Nonetheless, the 5 user rule is well known and remains a popular fallback.
So why, in our formula, did I use a baseline sample size of 9 participants?
This value is based on the binomial approach recommended by Jeff Sauro (2011). According to Sauro’s math, you would need to test with 9 users for an 85% chance of observing behaviors or problems that occur with 20% of users.
A higher sample size is also supported by the work of Faulkner (2003), who found that—in a study involving 60 user tests—randomly selected sets of 10 participants identified at least 82% of problems (95% on average). Some randomly selected sets of 5 participants, on the other hand, found as little as 55% of problems (86% on average).
I feel more comfortable advising for a slightly higher sample size with a greater minimum chance of identifying problems (which is, you know, the point), thus our baseline value of 9.
💡 Concept testing (baseline sample size = 5 participants)
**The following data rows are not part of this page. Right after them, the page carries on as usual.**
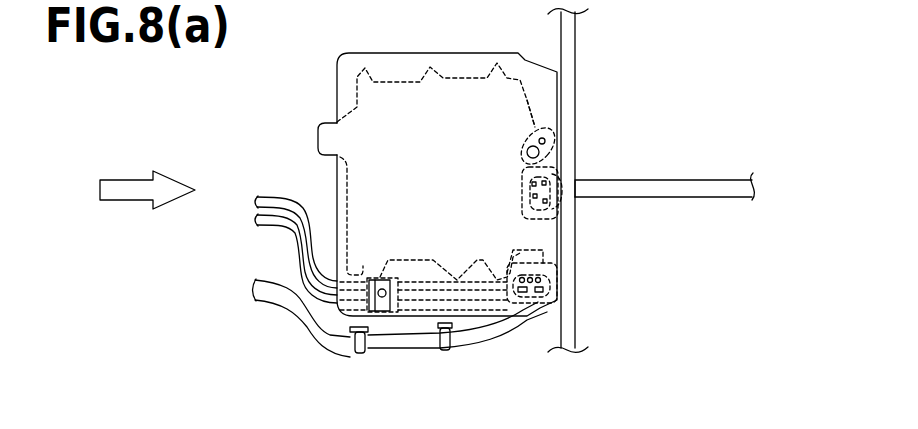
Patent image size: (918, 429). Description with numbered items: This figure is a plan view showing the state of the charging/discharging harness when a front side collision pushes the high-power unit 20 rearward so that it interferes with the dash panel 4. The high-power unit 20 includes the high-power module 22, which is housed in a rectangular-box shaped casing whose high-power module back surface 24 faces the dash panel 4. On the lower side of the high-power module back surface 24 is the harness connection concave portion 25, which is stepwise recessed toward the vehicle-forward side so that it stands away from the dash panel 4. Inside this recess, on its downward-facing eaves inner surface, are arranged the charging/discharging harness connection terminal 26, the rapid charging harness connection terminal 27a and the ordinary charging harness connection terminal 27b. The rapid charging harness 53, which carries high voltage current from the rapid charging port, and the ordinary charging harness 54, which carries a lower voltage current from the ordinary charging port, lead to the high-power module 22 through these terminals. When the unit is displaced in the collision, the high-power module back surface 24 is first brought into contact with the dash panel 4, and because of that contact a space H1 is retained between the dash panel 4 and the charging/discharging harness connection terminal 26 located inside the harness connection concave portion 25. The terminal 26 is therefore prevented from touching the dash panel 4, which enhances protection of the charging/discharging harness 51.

The high-power unit 20 is at (387, 53).
The high-power module 22 is at (436, 169).
The charging/discharging harness connection terminal 26 is at (530, 197).
The ordinary charging harness connection terminal 27b is at (542, 127).
The high-power module back surface 24 is at (558, 90).
The harness connection concave portion 25 is at (550, 112).
The space H1 is at (562, 196).
The dash panel 4 is at (577, 235).
The charging/discharging harness 51 is at (693, 198).
The rapid charging harness connection terminal 27a is at (547, 300).
The rapid charging harness 53 is at (473, 303).
The ordinary charging harness 54 is at (510, 333).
Concept testing is typically conducted during the early stages of a project to gauge user reactions to ideas or simple prototypes. This method helps you assess whether you’re on the right track and is often done before committing to further design and development.
For qualitative concept testing, the sources I could find were all fairly consistent—5-10 participants seems sufficient for this method.
Not quite sure of the best method to use? Check out our free UX Research Method Selection Tool.
Putting it all together
Now that we have a good understanding of each input, let’s take a look at our formula in action with three scenarios.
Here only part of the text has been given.